Ringfort (Rath), Camp, Co. Kerry
Co. Kerry |
Ringforts
At the edge of the Dingle Peninsula, in the townland of Camp in County Kerry, there sits a ringfort, known in Irish as a rath, that has quietly outlasted almost everything built around it.
Ringforts are circular enclosures, typically defined by one or more earthen banks and ditches, that served as farmsteads and homesteads during the Early Medieval period, roughly between the fifth and twelfth centuries. Ireland has somewhere in the region of forty thousand of them, which makes them among the most common archaeological monuments in the country, yet each one carries its own particular relationship to the landscape it was built into, and the one at Camp is no exception.

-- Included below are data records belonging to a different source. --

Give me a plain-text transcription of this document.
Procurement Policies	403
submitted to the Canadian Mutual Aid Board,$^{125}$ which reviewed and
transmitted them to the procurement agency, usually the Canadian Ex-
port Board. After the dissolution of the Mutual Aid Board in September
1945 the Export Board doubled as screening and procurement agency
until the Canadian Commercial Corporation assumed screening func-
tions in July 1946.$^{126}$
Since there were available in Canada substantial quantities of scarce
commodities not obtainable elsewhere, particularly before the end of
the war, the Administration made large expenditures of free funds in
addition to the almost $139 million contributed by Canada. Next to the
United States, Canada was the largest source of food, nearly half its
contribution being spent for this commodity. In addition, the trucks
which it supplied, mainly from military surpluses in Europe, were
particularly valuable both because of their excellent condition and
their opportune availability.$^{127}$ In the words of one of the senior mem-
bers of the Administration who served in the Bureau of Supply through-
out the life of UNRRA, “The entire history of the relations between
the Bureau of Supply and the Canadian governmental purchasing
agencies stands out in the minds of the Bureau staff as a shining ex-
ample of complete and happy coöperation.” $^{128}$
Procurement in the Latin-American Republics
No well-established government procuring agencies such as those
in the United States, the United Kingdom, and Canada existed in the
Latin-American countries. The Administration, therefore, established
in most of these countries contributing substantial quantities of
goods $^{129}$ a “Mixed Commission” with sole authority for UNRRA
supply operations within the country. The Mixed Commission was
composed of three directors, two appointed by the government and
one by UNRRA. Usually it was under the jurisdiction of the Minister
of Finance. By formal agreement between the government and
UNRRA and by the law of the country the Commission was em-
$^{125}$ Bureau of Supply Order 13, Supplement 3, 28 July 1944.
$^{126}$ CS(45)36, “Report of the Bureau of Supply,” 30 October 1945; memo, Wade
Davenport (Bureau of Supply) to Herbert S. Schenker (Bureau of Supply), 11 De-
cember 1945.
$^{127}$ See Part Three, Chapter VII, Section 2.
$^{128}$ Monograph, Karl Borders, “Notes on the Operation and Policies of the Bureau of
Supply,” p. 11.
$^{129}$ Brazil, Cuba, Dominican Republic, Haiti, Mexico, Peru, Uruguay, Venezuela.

The Dingle Peninsula has long been one of the more archaeologically dense parts of Ireland, a place where promontory forts, ogham stones, beehive huts, and early Christian sites are distributed across the same ground that later generations farmed and grazed without much ceremony. A rath in this setting would have functioned as the enclosed residence of a farming family of some local standing, the earthen bank providing a degree of security for livestock as much as for people. The village of Camp itself sits at the foot of the Slieve Mish mountains, where the peninsula begins to narrow toward Tralee Bay, and the broader territory has been continuously inhabited since prehistoric times.